The book was funded by a grant from the Montgomery County Community Foundation, which is also supporting Hudson’s upcoming book about the history of the League.

Members had planned to dedicate a state historical marker on the site of Wilhite’s home this evening in honor of Women’s Equality Day, but the ceremony was canceled due to the coronavirus pandemic. The marker will be installed later.

The League is also paying tribute to women who have followed in Wilhite’s footsteps in medicine.

A video being posted to the League’s Facebook page,
website and YouTube account features 15 Montgomery County high school graduates in the medical field.

“Just to hear these people talk gives just a real insight into how deeply women have affected the medical field all over this country, just from our little roots here,” said League president Helen Hudson.

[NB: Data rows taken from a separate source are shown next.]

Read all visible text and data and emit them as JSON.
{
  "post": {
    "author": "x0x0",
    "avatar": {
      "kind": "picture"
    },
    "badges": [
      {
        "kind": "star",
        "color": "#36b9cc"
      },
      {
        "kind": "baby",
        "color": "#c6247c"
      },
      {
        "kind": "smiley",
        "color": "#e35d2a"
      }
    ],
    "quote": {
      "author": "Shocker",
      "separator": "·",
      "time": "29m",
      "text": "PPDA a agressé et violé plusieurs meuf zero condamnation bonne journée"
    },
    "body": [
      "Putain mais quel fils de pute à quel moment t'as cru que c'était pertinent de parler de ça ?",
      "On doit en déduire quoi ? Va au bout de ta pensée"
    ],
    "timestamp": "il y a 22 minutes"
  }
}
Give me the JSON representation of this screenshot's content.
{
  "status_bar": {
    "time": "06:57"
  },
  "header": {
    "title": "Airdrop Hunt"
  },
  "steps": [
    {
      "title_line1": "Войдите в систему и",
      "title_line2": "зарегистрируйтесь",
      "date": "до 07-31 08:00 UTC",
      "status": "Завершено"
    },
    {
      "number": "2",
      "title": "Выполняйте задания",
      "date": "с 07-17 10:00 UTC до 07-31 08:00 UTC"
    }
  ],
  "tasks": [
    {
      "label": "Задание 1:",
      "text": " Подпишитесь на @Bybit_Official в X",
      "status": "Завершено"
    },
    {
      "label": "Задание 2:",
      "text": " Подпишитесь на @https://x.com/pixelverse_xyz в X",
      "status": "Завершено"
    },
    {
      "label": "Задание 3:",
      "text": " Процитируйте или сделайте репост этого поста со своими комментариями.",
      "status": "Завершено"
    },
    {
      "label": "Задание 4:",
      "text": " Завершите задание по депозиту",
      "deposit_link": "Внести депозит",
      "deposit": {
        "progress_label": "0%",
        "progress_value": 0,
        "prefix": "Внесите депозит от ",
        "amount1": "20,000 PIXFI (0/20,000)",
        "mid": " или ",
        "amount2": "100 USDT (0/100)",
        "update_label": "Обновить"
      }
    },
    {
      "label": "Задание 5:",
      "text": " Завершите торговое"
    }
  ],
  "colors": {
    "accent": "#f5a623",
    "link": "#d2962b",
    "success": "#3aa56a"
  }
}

Helen Hudson said the League hopes to turn the video into a larger project where other women medical workers record their stories.

During a Zoom meeting this evening, members will also hear a presentation about local podiatrist Blanche Patterson, who died in 1965.

The League’s celebration is one of numerous events being held around the state to commemorate women’s right to vote.

At 10 a.m. today, Indiana Lt. Gov. Suzanne Crouch will present Women’s Legacy grants to three Indiana communities to preserve places that chronicle women’s contributions to Indiana.

That’s followed at 1 p.m. by the unveiling of artwork created by two Hoosier artists, one from Indianapolis and the other from Delphi, commemorating the ratification of the 19th Amendment.